The rest of us are to spend the rest of the next three months indulging in no more than an occasional glass of wine with her. Naturally, the four of us were rather hesitant to hop on board. It's not exactly our burden to bear. But after she gave us those angry pregnant woman eyes, there was little that she couldn't convince us to do. We made that agreement about a week and a half ago. Bearing that in mind, I hadn't bothered to request today—June 6, my birthday—off. It wasn't like I would be doing much celebrating, in the first place.

Besides, I'm not typically the type to go out and party on my birthday. Hell, I've never really been the type of person who was interested in celebrating their birthday, period. As a child, I knew expectations were met with disappointment. Birthdays were just another holiday that my mother forgot, so I didn't bother trying to celebrate them. As a kid, this sucked. But as an adult I didn't really mind it all that much. I don't necessarily see the point in celebrating growing another year older.

But for some reason, this year feels different.

It's even different in the way that it feels different. I'm not exactly sure what it is that has changed. Maybe I'm just excited that I actually have people that I want to spend the day with, and people who want to spend the day with me, as well. Or maybe I'm just at a different stage in my life. For the first time I'm happy on my birthday. Things seem to be good and going right. On my birthday, this must be something of a first. I can't remember the last time—if ever—that I had someone to celebrate my birthday with. More than that, I have choices. I have people—plural—who would want to spend the day with me, had I warned them about the occasion. Of course, old habits die hard and I hadn't thought about telling anyone about my special day.

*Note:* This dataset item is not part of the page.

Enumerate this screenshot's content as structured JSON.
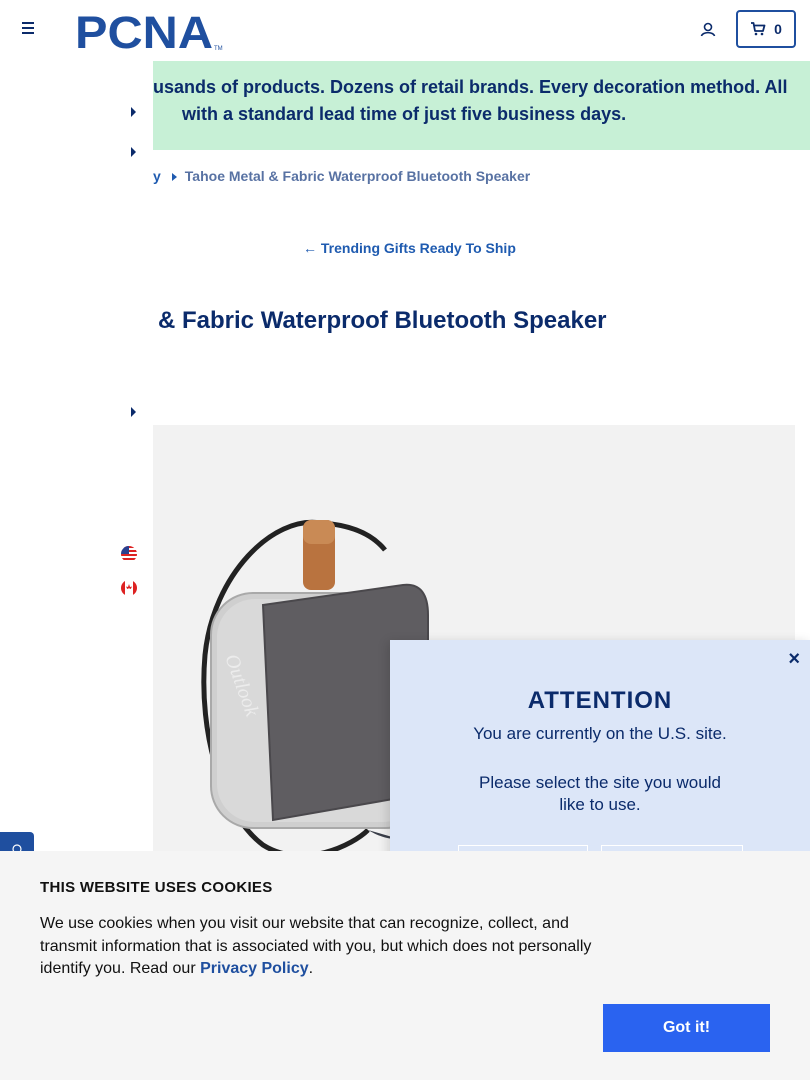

Regardless, had they known I am sure that any number of the people in my life would love to spend the day with me: Will, Harry, Ruth, TJ, Monty, Fitzy... any one of them would have definitely been more than happy to do something with me on the special day marking my twenty-sixth birthday.

Ten years ago, I would never have predicted this for my life. As I stare at myself now in the mirror of the intern locker room, I'm shocked by the natural expression of the girl looking back at me. There is no ingrained frown. Instead, she is smiling back at me. As though the simple act of living is enough of a thing to smile about. I can't remember the last time I was so genuinely happy without any sort of alternative interference.